In today’s world the Potters are beating the Baileys

If you've never seen It's a Wonderful Life, this little snippet might not make any sense. But has anyone not seen the fabled Christmas classic?
Old man Potter dismissed the Bailey Savings and Loan as a kind of privatized social welfare program for dumb poor workers who couldn’t cut it on their own. “And what does that get us,” he asked? “A discontented, lazy rabble instead of a thrifty working class. And all because a few starry eyed dreamers stir them up and fill their heads with a lot of impossible ideas? Don’t the Rush Limbaughs or Tom Delays say the same thing today?

Labor laws, social welfare, retirement benefits, guaranteed healthcare, workplace safety laws, consumer protection--all are dismissed by our modern Potters as so much misplaced sympathy offered to the undeserving by the foolishly starry eyed, thinking that is at best naďve and at worst dangerous. Any mention of social welfare on AM radio is now associated with Bolshevik Socialism – want to give workers a guaranteed living wage or put any limits at all on the worst excesses of the market and you’re labeled as an advocate of Gulags and death camps.

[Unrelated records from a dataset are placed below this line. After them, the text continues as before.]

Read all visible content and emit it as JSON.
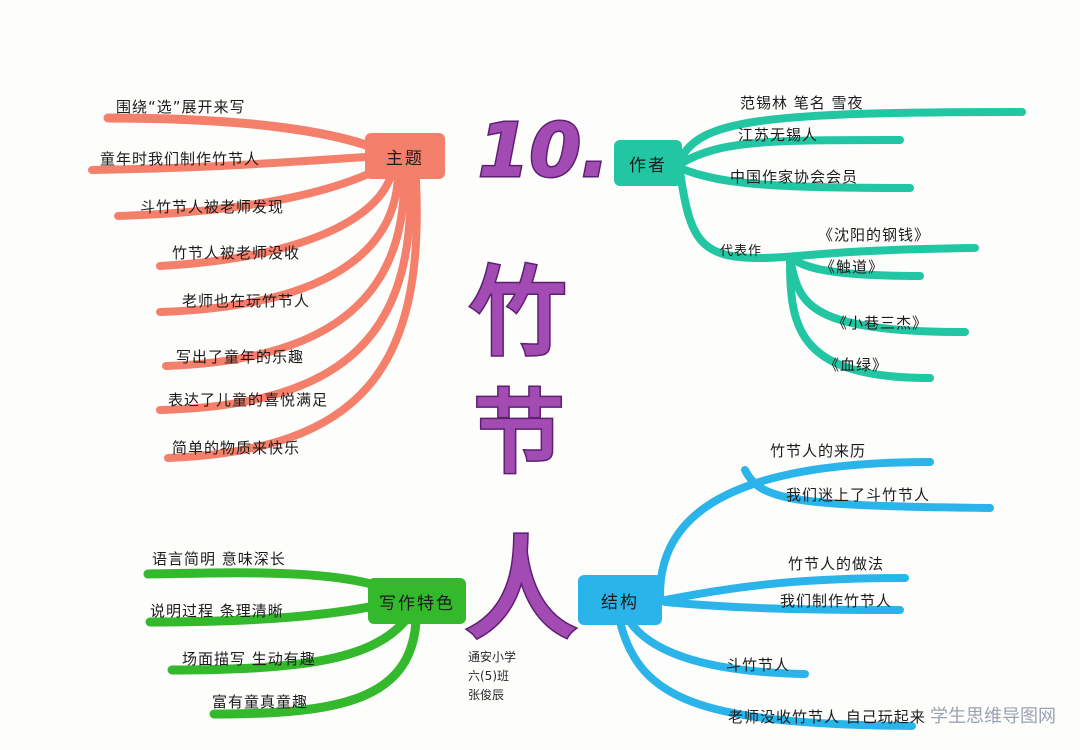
{
  "title": {
    "number": "10.",
    "chars": [
      "竹",
      "节",
      "人"
    ]
  },
  "branches": {
    "theme": {
      "label": "主题",
      "color": "#f47f6a",
      "items": [
        "围绕“选”展开来写",
        "童年时我们制作竹节人",
        "斗竹节人被老师发现",
        "竹节人被老师没收",
        "老师也在玩竹节人",
        "写出了童年的乐趣",
        "表达了儿童的喜悦满足",
        "简单的物质来快乐"
      ]
    },
    "author": {
      "label": "作者",
      "color": "#22c6a3",
      "items": [
        "范锡林 笔名 雪夜",
        "江苏无锡人",
        "中国作家协会会员"
      ],
      "works_label": "代表作",
      "works": [
        "《沈阳的钢钱》",
        "《触道》",
        "《小巷三杰》",
        "《血绿》"
      ]
    },
    "writing": {
      "label": "写作特色",
      "color": "#34b82c",
      "items": [
        "语言简明 意味深长",
        "说明过程 条理清晰",
        "场面描写 生动有趣",
        "富有童真童趣"
      ]
    },
    "structure": {
      "label": "结构",
      "color": "#2bb4ea",
      "items": [
        "竹节人的来历",
        "我们迷上了斗竹节人",
        "竹节人的做法",
        "我们制作竹节人",
        "斗竹节人",
        "老师没收竹节人 自己玩起来"
      ]
    }
  },
  "signature": [
    "通安小学",
    "六(5)班",
    "张俊辰"
  ],
  "watermark": "学生思维导图网"
}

George, of course, argued back. “Just remember this, Mr. Potter,” he retorted, “that this rabble you’re talking about, they do most of the working and paying and living and dying in this community. Well is it too much to have them work and pay and live and die in a couple of decent rooms and a bath?” Today he could add: is it too much to have them work and pay and live and die with decent healthcare, affordable housing, quality education for their kids and the sure knowledge that when old age comes, there will be some comforts to look forward to?

Where are all the George Bailey's today? Isn't the evil old Mr. Potter the epitomy of pure unadulterated capitalism and the archetypal conservative?